4.4 Eignungsleihe, Nachunternehmer und Bietergemeinschaft - Im Falle der Bewerbung mit Nachunternehmer/n sind alle Nachunternehmer namentlich mit Kontaktdaten anzugeben sowie weiterhin anzugeben, welche Leistungsteile von welchem Nachunternehmer erbracht werden.
Bei einer Bewerbung mit Nachunternehmer/n sind die geforderten Erklärungen und Nachweise von allen Nachunternehmern zu erbringen.
Nimmt der Bewerber im Hinblick auf die Kriterien für die wirtschaftliche und finanzielle sowie die technische und berufliche Leistungsfähigkeit im Rahmen einer Eignungsleihe die Kapazitäten anderer Unternehmen in Anspruch, müssen diese gemeinsam für die
Auftragsausführung haften. Er muss jedoch nachweisen, dass ihm die für den Auftrag erforderlichen Mittel tatsächlich zur Verfügung stehen werden.

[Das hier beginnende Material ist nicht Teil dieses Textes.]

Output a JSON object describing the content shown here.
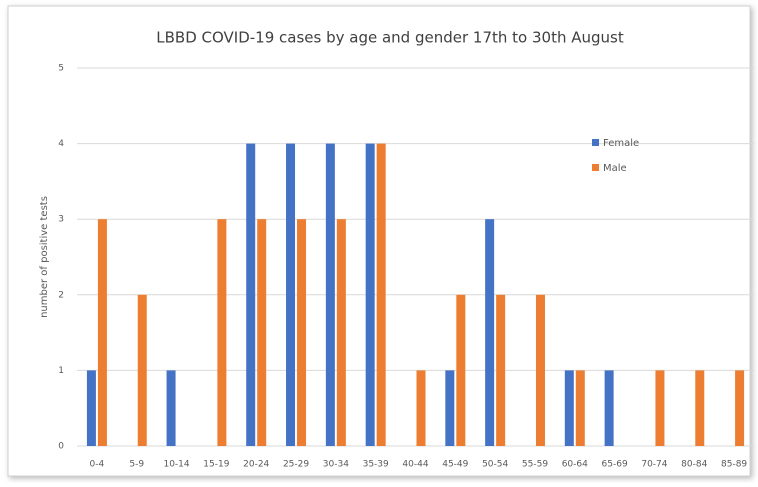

Bei Bietergemeinschaften sind die geforderten Eignungsnachweise von jedem Mitglied der Bietergemeinschaft vorzulegen. Abweichend davon müssen die geforderten Referenzen und Nachweise zur technischen Leistungsfähigkeit nur von demjenigen Mitglied der Bietergemeinschaft erfüllt bzw. vorgelegt werden, das den entsprechenden Leistungsbereich übernommen hat.

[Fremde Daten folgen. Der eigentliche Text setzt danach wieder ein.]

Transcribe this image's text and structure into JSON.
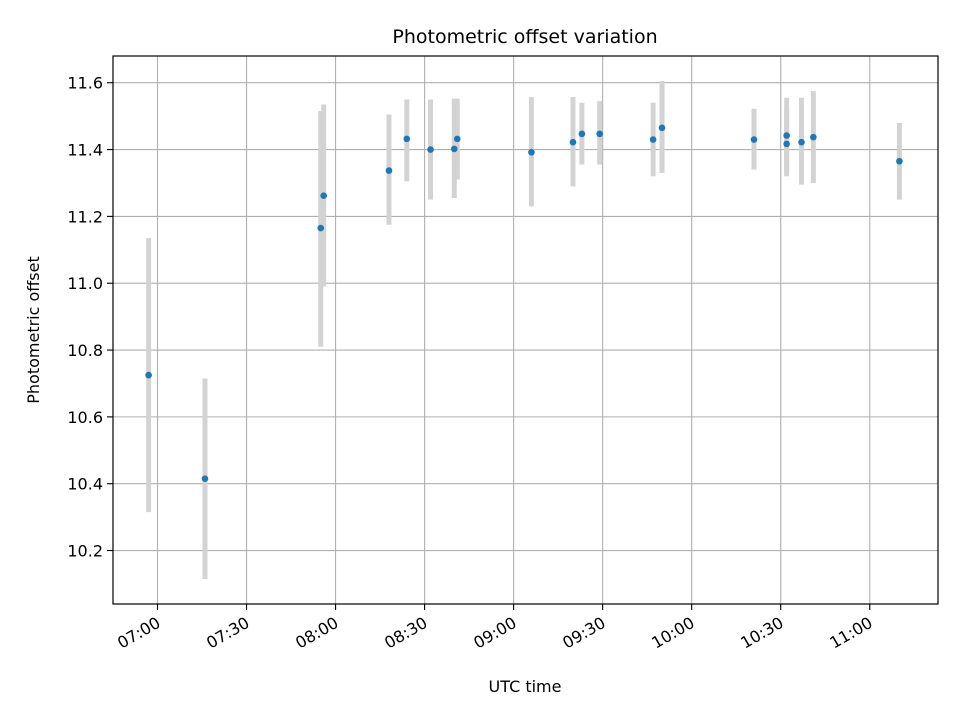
{
  "chart_data": {
    "type": "scatter",
    "title": "Photometric offset variation",
    "xlabel": "UTC time",
    "ylabel": "Photometric offset",
    "x_ticks": [
      "07:00",
      "07:30",
      "08:00",
      "08:30",
      "09:00",
      "09:30",
      "10:00",
      "10:30",
      "11:00"
    ],
    "y_ticks": [
      "10.2",
      "10.4",
      "10.6",
      "10.8",
      "11.0",
      "11.2",
      "11.4",
      "11.6"
    ],
    "xlim": [
      "06:45",
      "11:23"
    ],
    "ylim": [
      10.04,
      11.68
    ],
    "grid": true,
    "colors": {
      "point": "#1f77b4",
      "errorbar": "#d3d3d3",
      "grid": "#b0b0b0"
    },
    "points": [
      {
        "time": "06:57",
        "y": 10.725,
        "ylow": 10.315,
        "yhigh": 11.135
      },
      {
        "time": "07:16",
        "y": 10.415,
        "ylow": 10.115,
        "yhigh": 10.715
      },
      {
        "time": "07:55",
        "y": 11.165,
        "ylow": 10.81,
        "yhigh": 11.515
      },
      {
        "time": "07:56",
        "y": 11.262,
        "ylow": 10.99,
        "yhigh": 11.535
      },
      {
        "time": "08:18",
        "y": 11.337,
        "ylow": 11.175,
        "yhigh": 11.505
      },
      {
        "time": "08:24",
        "y": 11.432,
        "ylow": 11.305,
        "yhigh": 11.55
      },
      {
        "time": "08:32",
        "y": 11.4,
        "ylow": 11.25,
        "yhigh": 11.55
      },
      {
        "time": "08:40",
        "y": 11.402,
        "ylow": 11.255,
        "yhigh": 11.552
      },
      {
        "time": "08:41",
        "y": 11.432,
        "ylow": 11.31,
        "yhigh": 11.552
      },
      {
        "time": "09:06",
        "y": 11.392,
        "ylow": 11.23,
        "yhigh": 11.557
      },
      {
        "time": "09:20",
        "y": 11.422,
        "ylow": 11.29,
        "yhigh": 11.557
      },
      {
        "time": "09:23",
        "y": 11.447,
        "ylow": 11.355,
        "yhigh": 11.54
      },
      {
        "time": "09:29",
        "y": 11.447,
        "ylow": 11.355,
        "yhigh": 11.545
      },
      {
        "time": "09:47",
        "y": 11.43,
        "ylow": 11.32,
        "yhigh": 11.54
      },
      {
        "time": "09:50",
        "y": 11.465,
        "ylow": 11.33,
        "yhigh": 11.605
      },
      {
        "time": "10:21",
        "y": 11.43,
        "ylow": 11.34,
        "yhigh": 11.522
      },
      {
        "time": "10:32",
        "y": 11.442,
        "ylow": 11.33,
        "yhigh": 11.555
      },
      {
        "time": "10:32",
        "y": 11.417,
        "ylow": 11.32,
        "yhigh": 11.52
      },
      {
        "time": "10:37",
        "y": 11.422,
        "ylow": 11.295,
        "yhigh": 11.555
      },
      {
        "time": "10:41",
        "y": 11.437,
        "ylow": 11.3,
        "yhigh": 11.575
      },
      {
        "time": "11:10",
        "y": 11.365,
        "ylow": 11.25,
        "yhigh": 11.48
      }
    ]
  }
}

Sollte ein Bieter ein Angebot sowohl als Mitglied einer Bietergemeinschaft als auch als Einzelbieter stellen, so hat er nachvollziehbar darzulegen, warum hierdurch nicht gegen den vergaberechtlichen Grundsatz des Geheimwettbewerbs verstoßen wird.

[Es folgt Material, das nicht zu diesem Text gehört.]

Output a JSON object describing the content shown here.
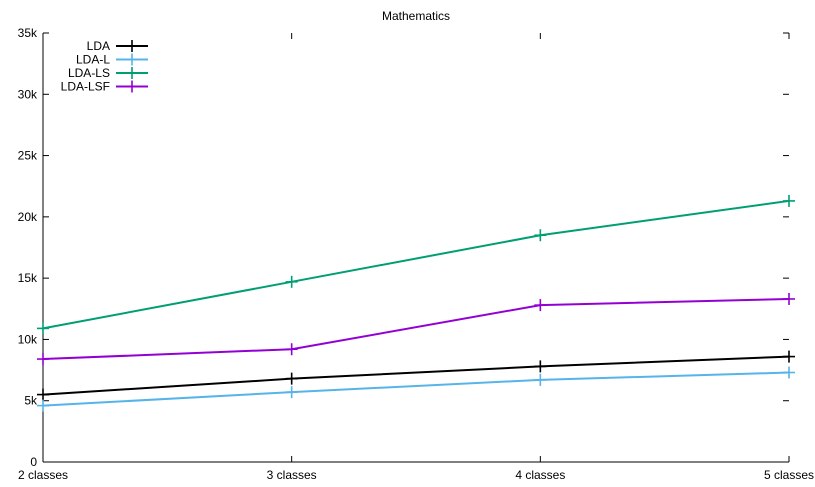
{
  "chart_data": {
    "type": "line",
    "title": "Mathematics",
    "xlabel": "",
    "ylabel": "",
    "categories": [
      "2 classes",
      "3 classes",
      "4 classes",
      "5 classes"
    ],
    "y_tick_labels": [
      "0",
      "5k",
      "10k",
      "15k",
      "20k",
      "25k",
      "30k",
      "35k"
    ],
    "ylim": [
      0,
      35000
    ],
    "grid": false,
    "legend_position": "top-left",
    "series": [
      {
        "name": "LDA",
        "color": "#000000",
        "values": [
          5500,
          6800,
          7800,
          8600
        ]
      },
      {
        "name": "LDA-L",
        "color": "#56b4e9",
        "values": [
          4600,
          5700,
          6700,
          7300
        ]
      },
      {
        "name": "LDA-LS",
        "color": "#009e73",
        "values": [
          10900,
          14700,
          18500,
          21300
        ]
      },
      {
        "name": "LDA-LSF",
        "color": "#9400d3",
        "values": [
          8400,
          9200,
          12800,
          13300
        ]
      }
    ]
  }
}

Erfolgt ein solcher Nachweis nicht, so werden der betreffende Bieter und die Bietergemeinschaft von dem Verfahren ausgeschlossen. Denn ein solches Verhalten ist als unzulässige wettbewerbsbeschränkende Abrede zu werten und führt zum Ausschluss beider Angebote. Gleiches gilt für den Fall, dass sich ein Bieter an verschiedenen Bietergemeinschaften beteiligt.